When driving on road #40 inside Makhtesh Ramon (Ramon Crater), you will see a trail sign to the Ammonite Wall (about 15km from Mitzpe Ramon).
Map of the area:
Amonites (also Ammonites) are an extinct group of marine molluscs closely related to living octopuses, squid, and cuttlefish. The earliest appeared during the Devonian, and the last died out during the Cretaceous–Paleogene extinction event. Because of this, Amonites are excellent index fossils, used to link a specific rock layer to a specific geological period.
The rock face of the Ammonite Wall in the Ramon Crater contains hundreds of ammonite fossils, which the Greeks called look like “rams horns’ and are named after the Egyptian god Ammon (also Amon, Amun), who had the wooly head of a ram with spiraled horns.
A view back on road #40:
After a short walk (about 10-15 minutes) we reached the Ammonite Wall. It’s a large rock wall which contains the fossil remains of Ammonites (great mollusks that lived about 230 million years ago). They are quite impressive in size, the radius of each Ammonite is about 20-30cm. And Ammonites tells us that once all this area was covered by the sea. While today there is a desert in the same place!

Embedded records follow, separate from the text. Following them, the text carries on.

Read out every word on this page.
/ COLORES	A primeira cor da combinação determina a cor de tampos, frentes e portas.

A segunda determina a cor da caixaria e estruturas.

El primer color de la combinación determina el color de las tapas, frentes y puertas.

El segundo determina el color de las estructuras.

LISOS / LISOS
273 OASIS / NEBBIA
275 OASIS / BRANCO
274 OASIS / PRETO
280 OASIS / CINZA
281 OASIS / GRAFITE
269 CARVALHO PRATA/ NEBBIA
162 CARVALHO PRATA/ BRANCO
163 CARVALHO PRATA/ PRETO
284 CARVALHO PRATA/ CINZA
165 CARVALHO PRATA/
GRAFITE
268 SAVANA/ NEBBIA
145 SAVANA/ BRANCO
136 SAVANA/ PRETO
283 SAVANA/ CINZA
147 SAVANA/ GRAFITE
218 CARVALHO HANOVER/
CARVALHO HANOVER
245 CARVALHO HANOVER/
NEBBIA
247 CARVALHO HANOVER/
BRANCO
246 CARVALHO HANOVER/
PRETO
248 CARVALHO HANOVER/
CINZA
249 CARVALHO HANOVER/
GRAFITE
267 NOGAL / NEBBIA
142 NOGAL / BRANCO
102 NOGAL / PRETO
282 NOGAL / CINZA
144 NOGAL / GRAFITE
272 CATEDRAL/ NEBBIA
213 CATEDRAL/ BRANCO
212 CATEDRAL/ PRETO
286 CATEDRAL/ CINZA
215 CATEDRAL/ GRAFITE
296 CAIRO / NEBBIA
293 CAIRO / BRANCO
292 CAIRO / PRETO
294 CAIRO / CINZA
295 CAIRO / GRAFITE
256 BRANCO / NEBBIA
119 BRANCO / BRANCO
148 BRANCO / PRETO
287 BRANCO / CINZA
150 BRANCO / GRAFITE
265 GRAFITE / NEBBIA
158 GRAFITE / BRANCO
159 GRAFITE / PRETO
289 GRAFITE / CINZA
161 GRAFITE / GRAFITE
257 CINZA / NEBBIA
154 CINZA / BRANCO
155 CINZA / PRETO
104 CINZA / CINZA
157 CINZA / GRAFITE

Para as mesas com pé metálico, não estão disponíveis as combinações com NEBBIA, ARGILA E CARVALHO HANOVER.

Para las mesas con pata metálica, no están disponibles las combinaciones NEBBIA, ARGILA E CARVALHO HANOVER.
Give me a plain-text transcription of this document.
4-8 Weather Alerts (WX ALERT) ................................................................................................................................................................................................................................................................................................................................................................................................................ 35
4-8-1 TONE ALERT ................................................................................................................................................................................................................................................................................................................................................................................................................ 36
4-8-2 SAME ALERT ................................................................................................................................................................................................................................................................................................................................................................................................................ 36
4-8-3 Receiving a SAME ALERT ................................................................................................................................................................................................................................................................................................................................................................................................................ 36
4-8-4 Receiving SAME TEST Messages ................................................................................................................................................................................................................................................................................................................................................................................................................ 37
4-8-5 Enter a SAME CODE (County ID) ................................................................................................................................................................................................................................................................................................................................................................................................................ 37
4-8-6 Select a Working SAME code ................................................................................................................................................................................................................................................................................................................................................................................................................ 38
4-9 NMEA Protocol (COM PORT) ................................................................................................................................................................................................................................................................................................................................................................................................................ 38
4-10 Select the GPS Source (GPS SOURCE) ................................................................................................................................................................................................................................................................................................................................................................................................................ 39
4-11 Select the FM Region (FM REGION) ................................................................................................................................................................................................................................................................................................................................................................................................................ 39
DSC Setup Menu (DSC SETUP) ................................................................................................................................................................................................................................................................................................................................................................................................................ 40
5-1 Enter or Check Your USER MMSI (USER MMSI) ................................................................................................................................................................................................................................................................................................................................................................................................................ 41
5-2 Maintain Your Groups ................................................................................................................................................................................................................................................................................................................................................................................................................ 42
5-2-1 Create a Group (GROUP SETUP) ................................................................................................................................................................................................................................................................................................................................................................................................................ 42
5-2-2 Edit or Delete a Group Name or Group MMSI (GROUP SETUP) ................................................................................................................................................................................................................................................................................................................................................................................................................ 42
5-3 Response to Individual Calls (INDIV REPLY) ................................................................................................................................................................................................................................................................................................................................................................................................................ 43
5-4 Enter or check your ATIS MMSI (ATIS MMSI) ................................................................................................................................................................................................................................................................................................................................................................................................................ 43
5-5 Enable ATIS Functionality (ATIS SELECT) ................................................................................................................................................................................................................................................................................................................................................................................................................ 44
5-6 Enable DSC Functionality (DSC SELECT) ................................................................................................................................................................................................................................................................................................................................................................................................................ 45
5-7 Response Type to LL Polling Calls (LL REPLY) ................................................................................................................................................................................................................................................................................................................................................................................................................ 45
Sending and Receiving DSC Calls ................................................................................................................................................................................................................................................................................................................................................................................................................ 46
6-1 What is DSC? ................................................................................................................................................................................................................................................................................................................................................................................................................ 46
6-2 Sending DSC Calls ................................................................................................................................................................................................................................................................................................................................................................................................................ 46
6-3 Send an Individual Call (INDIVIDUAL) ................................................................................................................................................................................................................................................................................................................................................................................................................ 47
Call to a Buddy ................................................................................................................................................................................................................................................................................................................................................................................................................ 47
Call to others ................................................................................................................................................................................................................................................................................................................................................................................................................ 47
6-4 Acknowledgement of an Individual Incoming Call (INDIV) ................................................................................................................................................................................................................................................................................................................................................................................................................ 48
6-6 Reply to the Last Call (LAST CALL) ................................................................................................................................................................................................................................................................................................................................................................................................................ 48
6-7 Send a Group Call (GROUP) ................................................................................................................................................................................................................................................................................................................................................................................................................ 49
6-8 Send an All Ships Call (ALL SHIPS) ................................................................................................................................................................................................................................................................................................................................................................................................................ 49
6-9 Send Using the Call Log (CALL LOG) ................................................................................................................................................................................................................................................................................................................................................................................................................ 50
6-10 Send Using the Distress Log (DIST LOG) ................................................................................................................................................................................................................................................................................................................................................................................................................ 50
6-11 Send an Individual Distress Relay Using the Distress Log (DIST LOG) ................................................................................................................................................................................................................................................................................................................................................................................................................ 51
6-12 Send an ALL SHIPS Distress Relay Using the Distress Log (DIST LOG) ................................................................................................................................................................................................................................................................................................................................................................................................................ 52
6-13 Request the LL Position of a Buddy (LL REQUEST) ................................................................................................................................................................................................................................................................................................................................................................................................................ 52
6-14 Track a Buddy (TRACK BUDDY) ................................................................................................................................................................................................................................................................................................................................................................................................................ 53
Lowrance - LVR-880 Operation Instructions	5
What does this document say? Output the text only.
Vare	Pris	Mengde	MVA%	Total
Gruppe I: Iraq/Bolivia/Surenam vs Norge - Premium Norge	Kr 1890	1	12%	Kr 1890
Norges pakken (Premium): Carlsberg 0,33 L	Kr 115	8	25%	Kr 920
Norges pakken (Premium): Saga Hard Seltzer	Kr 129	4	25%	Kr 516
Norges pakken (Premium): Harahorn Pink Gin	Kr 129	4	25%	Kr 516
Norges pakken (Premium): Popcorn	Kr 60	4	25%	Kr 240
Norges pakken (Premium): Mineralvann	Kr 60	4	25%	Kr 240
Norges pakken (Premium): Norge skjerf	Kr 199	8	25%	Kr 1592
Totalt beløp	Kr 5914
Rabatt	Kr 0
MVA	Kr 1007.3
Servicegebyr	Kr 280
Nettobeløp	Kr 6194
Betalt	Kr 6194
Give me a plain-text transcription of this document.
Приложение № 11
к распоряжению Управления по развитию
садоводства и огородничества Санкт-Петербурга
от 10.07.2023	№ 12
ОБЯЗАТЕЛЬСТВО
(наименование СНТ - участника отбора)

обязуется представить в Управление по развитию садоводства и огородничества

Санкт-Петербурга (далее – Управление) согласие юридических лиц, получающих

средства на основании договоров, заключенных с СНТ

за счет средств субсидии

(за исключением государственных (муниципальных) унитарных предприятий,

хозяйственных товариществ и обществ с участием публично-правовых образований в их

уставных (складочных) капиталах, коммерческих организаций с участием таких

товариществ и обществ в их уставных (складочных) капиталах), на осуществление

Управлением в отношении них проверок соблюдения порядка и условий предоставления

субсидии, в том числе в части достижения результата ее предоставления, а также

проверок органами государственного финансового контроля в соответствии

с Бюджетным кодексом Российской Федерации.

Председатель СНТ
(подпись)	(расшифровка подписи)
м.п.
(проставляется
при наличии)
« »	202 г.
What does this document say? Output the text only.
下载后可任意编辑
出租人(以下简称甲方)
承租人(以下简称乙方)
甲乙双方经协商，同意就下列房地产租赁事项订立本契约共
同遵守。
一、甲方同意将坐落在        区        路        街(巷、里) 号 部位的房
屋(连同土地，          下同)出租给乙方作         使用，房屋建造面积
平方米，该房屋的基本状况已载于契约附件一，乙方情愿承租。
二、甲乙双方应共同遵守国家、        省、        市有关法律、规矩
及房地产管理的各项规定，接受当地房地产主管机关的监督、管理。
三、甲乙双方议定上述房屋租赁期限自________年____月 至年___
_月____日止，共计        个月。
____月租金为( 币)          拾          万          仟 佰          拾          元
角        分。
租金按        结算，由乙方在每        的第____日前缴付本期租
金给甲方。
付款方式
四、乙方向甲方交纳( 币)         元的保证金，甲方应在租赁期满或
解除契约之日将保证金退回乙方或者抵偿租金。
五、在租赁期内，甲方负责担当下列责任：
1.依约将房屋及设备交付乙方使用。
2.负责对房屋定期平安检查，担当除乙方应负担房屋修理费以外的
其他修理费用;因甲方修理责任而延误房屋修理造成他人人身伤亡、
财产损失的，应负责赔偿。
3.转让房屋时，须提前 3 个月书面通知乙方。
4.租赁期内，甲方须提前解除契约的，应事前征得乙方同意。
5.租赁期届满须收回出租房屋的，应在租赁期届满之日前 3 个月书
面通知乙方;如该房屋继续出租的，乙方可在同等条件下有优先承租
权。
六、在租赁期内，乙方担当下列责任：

You can continue hiking but we, at this point, returned to the car and headed to the next point of interest. You can find all points of interest on the map at the top if this post.
While on the subject, I was asked how easy it is to find loose small ammonite fossils. I have been to Methkesh Ramon numerous times and never found one. One of the possible reasons for that is that I made the standard trails. Thousands, if not millions already visited these places. And if there were something, you would find it in the souvenir shops (and I seen small ammonite fossils at the souvenir shop in Mitzpe Ramon). If you take a guide with a 4×4 car and travel to less familiar places, then the chances of finding fossils increases. And if you want only to see them then walk this trail.
That’s all for today, and I’ll see you in future travels!